"I'll Never Fight Fire with My Bare Hands Again"
Recollections of the First Forest Rangers of the Inland Northwest
Edited by Hal K. Rothman
288 pages, 5-1/2 x 8-1/2
Development of Western Resources
Paper ISBN 978-0-7006-0677-1, $15.95
"Got the fire
under control. My knees have scabbed over and feel pretty good
today, but my hands are in a hell of a shape. Damned if I'll
ever fight fire with my bare hands again."
Typical of turn-of-the-century forest rangers in the Inland
Northwest--northern Idaho, western Montana, and eastern Washington--this
diarist faced fire and other tribulations far from civilization,
often alone on foot or horseback, with little equipment and no
means of communication.
In this engaging collection, Hal Rothman has selected and
provided context for the best and most informative letters written
by early foresters. Highly literate and perceptive, the writers
illuminate how they were forced to balance the agency's regulatory
impulses with the needs of rural communities that depended upon
forests for their livelihood. They reveal much about the challenges
they met--autonomous decision-making; fire fighting and prevention;
opposition and pressure from local residents; occasional corruption
or incompetence; and changing technology and agency expectations.
Family life, isolation, and loneliness, they show, could also
be challenging.
"It got so lonely my dog couldn't stand it," wrote
Edward G. Stahl. "He went down to the Kootenai River and
howled 'til the ferryman from Gateway came over and took him
across to town."
Facing bitter cold and heavy snow in the winter and often
flames in the summer (1,700 fires in 1910 alone blackened millions
of acres and killed 80 fire fighters) foresters managed to persevere
with limited resources, Rothman shows. They surveyed land, enforced
regulations, evaluated homestead claims, inventoried resources,
organized timber sales, let grazing permits, built infrastructure,
and handled many unusual situations that came their way.
O. O. Lansdale became judge, jury, and undertaker upon finding
two dead men on the trail. "It was up to me, acting as coroner,
to hold an inquest and bury them. Being all alone, the inquest
was easy--just a case of dispensation of Providence. The burial
was not so easy. Digging two graves with a piece of cedar board;
then, with a rope around their feet, dragging them to their graves
with the rope around the saddle horse."
As the century progressed and technology advanced, the writers
show, the Forest Service evolved. Locals, who constituted the
early organization, were gradually replaced by college-trained
foresters, and tourism became more prevalent as primitive conditions
were overcome.
"My first realization of this change came one day when
I was walking along the road toward the nursery," wrote
David Olson. "A large black sedan drew up from behind and
stopped. A liveried chauffeur asked if I wanted a ride. Looking
into the car, I saw two elderly ladies sitting in rocking chairs.

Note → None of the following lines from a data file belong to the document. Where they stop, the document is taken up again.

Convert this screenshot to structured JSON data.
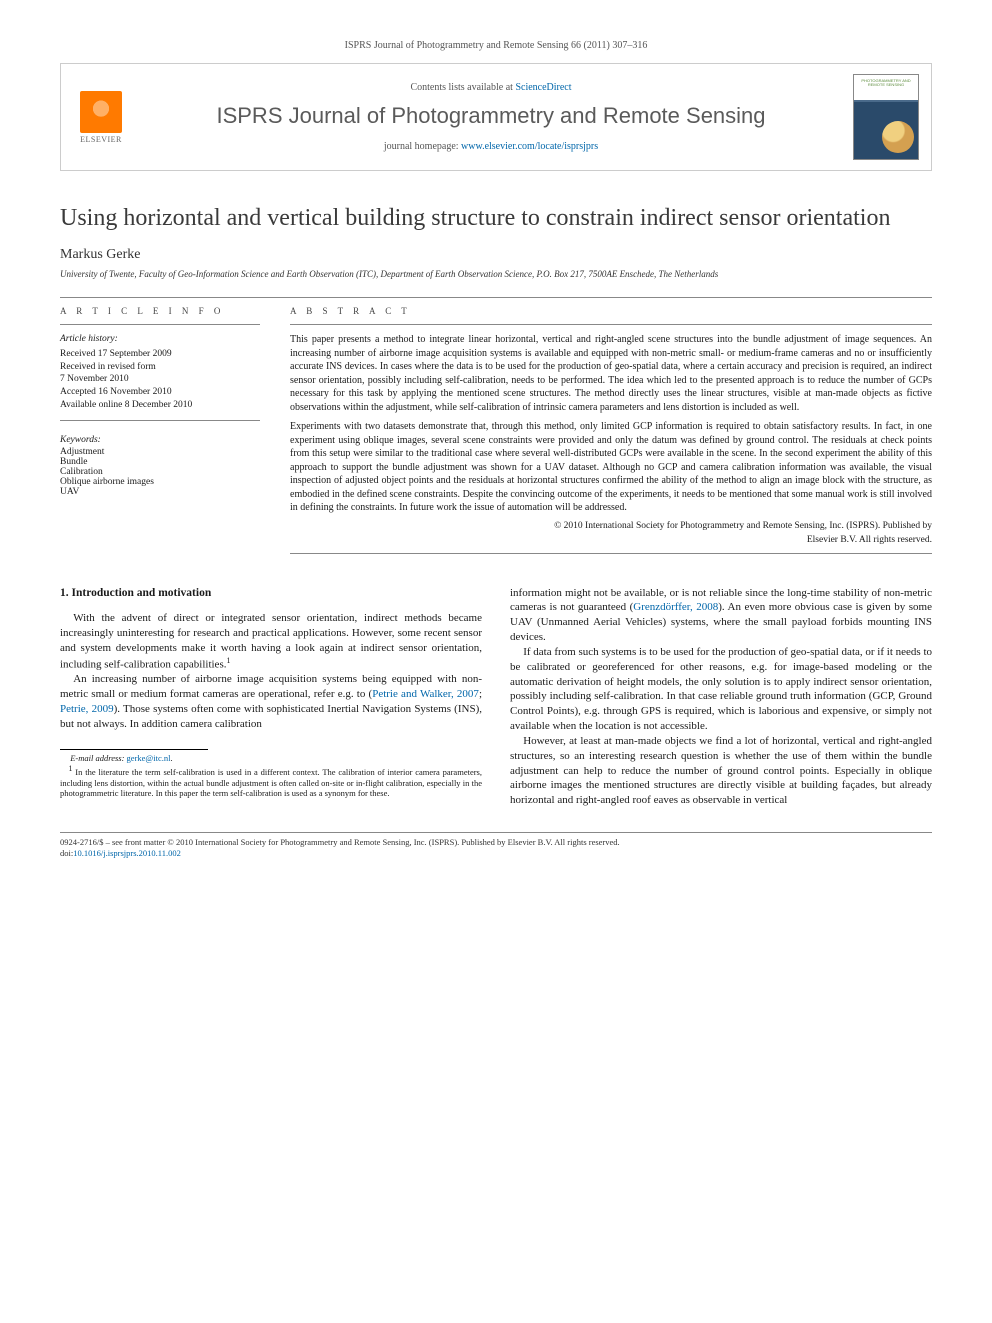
{
  "citation_header": "ISPRS Journal of Photogrammetry and Remote Sensing 66 (2011) 307–316",
  "header": {
    "contents_prefix": "Contents lists available at ",
    "contents_link": "ScienceDirect",
    "journal_name": "ISPRS Journal of Photogrammetry and Remote Sensing",
    "homepage_prefix": "journal homepage: ",
    "homepage_link": "www.elsevier.com/locate/isprsjprs",
    "publisher_label": "ELSEVIER",
    "cover_title": "PHOTOGRAMMETRY AND REMOTE SENSING"
  },
  "title": "Using horizontal and vertical building structure to constrain indirect sensor orientation",
  "author": "Markus Gerke",
  "affiliation": "University of Twente, Faculty of Geo-Information Science and Earth Observation (ITC), Department of Earth Observation Science, P.O. Box 217, 7500AE Enschede, The Netherlands",
  "article_info": {
    "heading": "A R T I C L E   I N F O",
    "history_label": "Article history:",
    "history": [
      "Received 17 September 2009",
      "Received in revised form",
      "7 November 2010",
      "Accepted 16 November 2010",
      "Available online 8 December 2010"
    ],
    "keywords_label": "Keywords:",
    "keywords": [
      "Adjustment",
      "Bundle",
      "Calibration",
      "Oblique airborne images",
      "UAV"
    ]
  },
  "abstract": {
    "heading": "A B S T R A C T",
    "p1": "This paper presents a method to integrate linear horizontal, vertical and right-angled scene structures into the bundle adjustment of image sequences. An increasing number of airborne image acquisition systems is available and equipped with non-metric small- or medium-frame cameras and no or insufficiently accurate INS devices. In cases where the data is to be used for the production of geo-spatial data, where a certain accuracy and precision is required, an indirect sensor orientation, possibly including self-calibration, needs to be performed. The idea which led to the presented approach is to reduce the number of GCPs necessary for this task by applying the mentioned scene structures. The method directly uses the linear structures, visible at man-made objects as fictive observations within the adjustment, while self-calibration of intrinsic camera parameters and lens distortion is included as well.",
    "p2": "Experiments with two datasets demonstrate that, through this method, only limited GCP information is required to obtain satisfactory results. In fact, in one experiment using oblique images, several scene constraints were provided and only the datum was defined by ground control. The residuals at check points from this setup were similar to the traditional case where several well-distributed GCPs were available in the scene. In the second experiment the ability of this approach to support the bundle adjustment was shown for a UAV dataset. Although no GCP and camera calibration information was available, the visual inspection of adjusted object points and the residuals at horizontal structures confirmed the ability of the method to align an image block with the structure, as embodied in the defined scene constraints. Despite the convincing outcome of the experiments, it needs to be mentioned that some manual work is still involved in defining the constraints. In future work the issue of automation will be addressed.",
    "copyright1": "© 2010 International Society for Photogrammetry and Remote Sensing, Inc. (ISPRS). Published by",
    "copyright2": "Elsevier B.V. All rights reserved."
  },
  "body": {
    "section_heading": "1. Introduction and motivation",
    "p1a": "With the advent of direct or integrated sensor orientation, indirect methods became increasingly uninteresting for research and practical applications. However, some recent sensor and system developments make it worth having a look again at indirect sensor orientation, including self-calibration capabilities.",
    "p2a": "An increasing number of airborne image acquisition systems being equipped with non-metric small or medium format cameras are operational, refer e.g. to (",
    "p2_ref1": "Petrie and Walker, 2007",
    "p2b": "; ",
    "p2_ref2": "Petrie, 2009",
    "p2c": "). Those systems often come with sophisticated Inertial Navigation Systems (INS), but not always. In addition camera calibration",
    "p3a": "information might not be available, or is not reliable since the long-time stability of non-metric cameras is not guaranteed (",
    "p3_ref1": "Grenzdörffer, 2008",
    "p3b": "). An even more obvious case is given by some UAV (Unmanned Aerial Vehicles) systems, where the small payload forbids mounting INS devices.",
    "p4": "If data from such systems is to be used for the production of geo-spatial data, or if it needs to be calibrated or georeferenced for other reasons, e.g. for image-based modeling or the automatic derivation of height models, the only solution is to apply indirect sensor orientation, possibly including self-calibration. In that case reliable ground truth information (GCP, Ground Control Points), e.g. through GPS is required, which is laborious and expensive, or simply not available when the location is not accessible.",
    "p5": "However, at least at man-made objects we find a lot of horizontal, vertical and right-angled structures, so an interesting research question is whether the use of them within the bundle adjustment can help to reduce the number of ground control points. Especially in oblique airborne images the mentioned structures are directly visible at building façades, but already horizontal and right-angled roof eaves as observable in vertical"
  },
  "footnotes": {
    "email_label": "E-mail address: ",
    "email": "gerke@itc.nl",
    "note1_marker": "1",
    "note1": " In the literature the term self-calibration is used in a different context. The calibration of interior camera parameters, including lens distortion, within the actual bundle adjustment is often called on-site or in-flight calibration, especially in the photogrammetric literature. In this paper the term self-calibration is used as a synonym for these."
  },
  "footer": {
    "line1": "0924-2716/$ – see front matter © 2010 International Society for Photogrammetry and Remote Sensing, Inc. (ISPRS). Published by Elsevier B.V. All rights reserved.",
    "doi_label": "doi:",
    "doi": "10.1016/j.isprsjprs.2010.11.002"
  },
  "colors": {
    "link": "#0066aa",
    "elsevier_orange": "#ff7a00",
    "text": "#1a1a1a",
    "rule": "#888888"
  }
}
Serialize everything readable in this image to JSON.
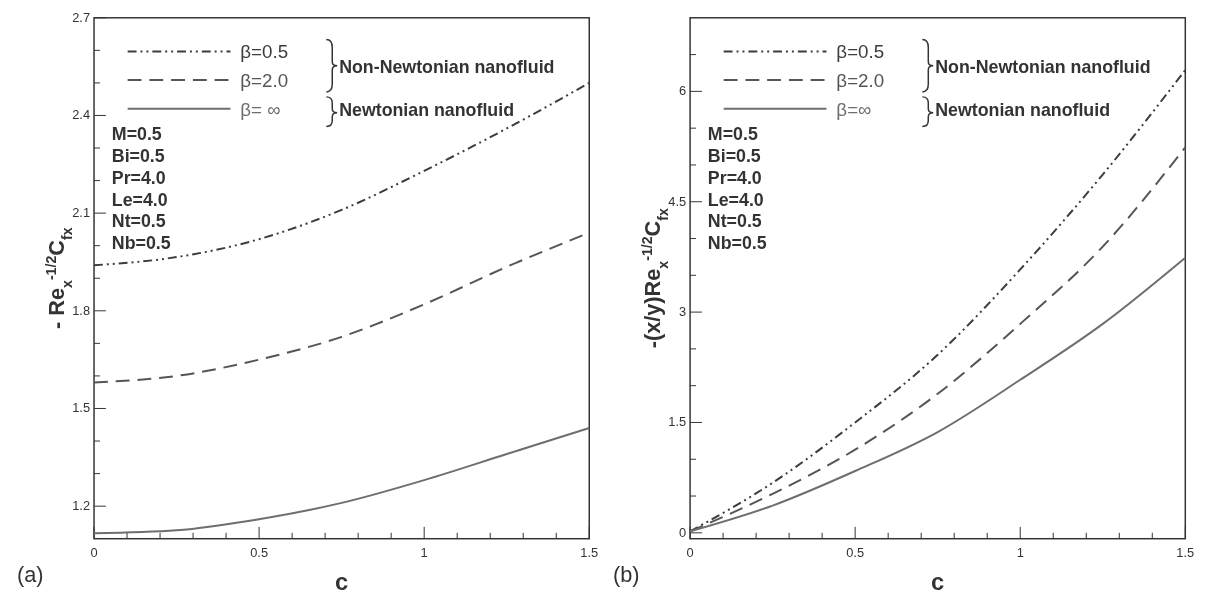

They smiled and one of them said they were seeing the wild West."
"An utterly fascinating look at the lives of foresters
in the first two decades of the twentieth century. The letters
address a wealth of important topics from fighting fires, to
relations with Indians, to repairing Model T's. Delightful!"--Donald
J. Pisani, author of To Reclaim a Divided West: Water,
Law, and Public Policy, 18481902
"This is history with a human face, written from fond
memory by people with considerable literary talent. It's a rendition
of high adventure, low comedy, and plain hard work in a spectacular
landscape."--David A. Clary, author of Timber
and the Forest Service
"In this rich context, the issues of fire, timber, range,
and mineral policy play out against a background of local community
politics and ultimately a progressive acceptance of the presence
of the ranger, the organization, and the mission of conservation."--William
D. Rowley, author of U.S. Forest Service Grazing and Rangelands:
A History
HAL K. ROTHMAN is a professor of history at the University
of NevadaLas Vegas and editor of Environmental History.
Among his books are Devil's Bargains:
Tourism in the Twentieth-Century American West; The Greening
of a Nation? Environmentalism in the U.S. Since 1945; America's National Monuments: The Politics
of Preservation; On Rims and Ridges: The Los Alamos
Area Since 1880; and Reopening the American West.
He was featured in a four-hour television special, "Las
Vegas," on the Arts and Entertainment network.